BEIJING, Aug 5 (Reuters) - Spot imports will account for 83 percent of China's iron ore imports this year, the China Iron and Steel Association said in a half-year report, while decrying the "disorderly" market that it blames for rising prices.
Chinese mills have not yet settled on an annual price for term iron ore imports, meaning most is being imported on a spot or indexed basis.
Steel production soared in the first half of the year, while imports also rose as Chinese fixed-asset investment responded to a government stimulus package, said the report, issued on the website of the Ministry of Industry and Information Technology.
In the report, CISA reiterated its intent to limit imports to end-users or to trading companies that can prove they have already contracted an end-user, to fight "speculative" imports.

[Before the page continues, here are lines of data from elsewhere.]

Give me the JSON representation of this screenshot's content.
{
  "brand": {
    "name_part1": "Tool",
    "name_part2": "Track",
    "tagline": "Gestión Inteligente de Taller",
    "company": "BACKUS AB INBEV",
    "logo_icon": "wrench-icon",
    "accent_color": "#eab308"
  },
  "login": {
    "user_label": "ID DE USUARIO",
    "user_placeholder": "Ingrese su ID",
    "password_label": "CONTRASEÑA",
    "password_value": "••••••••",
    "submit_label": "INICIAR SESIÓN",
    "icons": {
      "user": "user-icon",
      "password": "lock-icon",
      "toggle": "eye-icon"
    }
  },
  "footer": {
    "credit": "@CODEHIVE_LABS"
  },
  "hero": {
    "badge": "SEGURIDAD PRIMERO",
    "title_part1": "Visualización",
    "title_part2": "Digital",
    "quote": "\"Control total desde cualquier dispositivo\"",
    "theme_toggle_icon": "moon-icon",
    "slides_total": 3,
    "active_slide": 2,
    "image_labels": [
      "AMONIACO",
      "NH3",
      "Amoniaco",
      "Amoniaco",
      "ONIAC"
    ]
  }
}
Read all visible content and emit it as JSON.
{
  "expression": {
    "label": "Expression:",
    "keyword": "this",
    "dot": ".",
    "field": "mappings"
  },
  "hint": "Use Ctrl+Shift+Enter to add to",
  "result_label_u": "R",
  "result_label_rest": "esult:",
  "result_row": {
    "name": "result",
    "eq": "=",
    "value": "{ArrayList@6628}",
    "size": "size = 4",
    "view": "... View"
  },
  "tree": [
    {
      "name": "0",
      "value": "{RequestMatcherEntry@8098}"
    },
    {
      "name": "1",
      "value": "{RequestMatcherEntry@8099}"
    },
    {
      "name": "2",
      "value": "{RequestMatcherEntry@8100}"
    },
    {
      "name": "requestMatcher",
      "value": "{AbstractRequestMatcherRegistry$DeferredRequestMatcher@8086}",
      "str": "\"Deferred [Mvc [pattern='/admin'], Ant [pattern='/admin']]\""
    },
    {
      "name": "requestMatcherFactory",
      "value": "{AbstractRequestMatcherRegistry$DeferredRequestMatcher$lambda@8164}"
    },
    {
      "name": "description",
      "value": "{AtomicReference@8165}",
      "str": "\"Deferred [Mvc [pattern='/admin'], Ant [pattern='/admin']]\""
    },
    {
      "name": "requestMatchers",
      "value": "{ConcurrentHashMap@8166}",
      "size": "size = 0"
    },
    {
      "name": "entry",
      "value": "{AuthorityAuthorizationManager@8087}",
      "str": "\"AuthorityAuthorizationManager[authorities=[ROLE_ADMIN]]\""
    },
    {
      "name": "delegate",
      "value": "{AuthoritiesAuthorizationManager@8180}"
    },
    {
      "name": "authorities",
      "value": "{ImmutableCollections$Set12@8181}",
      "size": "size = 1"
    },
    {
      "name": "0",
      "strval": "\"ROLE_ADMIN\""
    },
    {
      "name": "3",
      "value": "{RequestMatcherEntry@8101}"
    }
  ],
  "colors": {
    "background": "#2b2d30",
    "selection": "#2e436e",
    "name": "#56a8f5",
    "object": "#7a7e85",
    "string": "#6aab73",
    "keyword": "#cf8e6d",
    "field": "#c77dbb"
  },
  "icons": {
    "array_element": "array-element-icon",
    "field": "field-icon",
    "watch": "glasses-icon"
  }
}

CISA took over as lead negotiator for the Chinese industry this year in annual price talks with Australian miners Rio Tinto, BHP Billiton and Brazil's Vale, but has failed to settle due to its insistence on wringing a better deal than the 33 percent drop negotiated by Japanese and South Korean mills.
Ore prices have risen substantially since the Japanese and South Korean settlement.
CISA is just "clinging to the feet of the Buddha," a Chinese steel analyst was cited as saying in an International Finance News article on the CISA report, using a Chinese idiom for desperately snatching any solution that presents itself.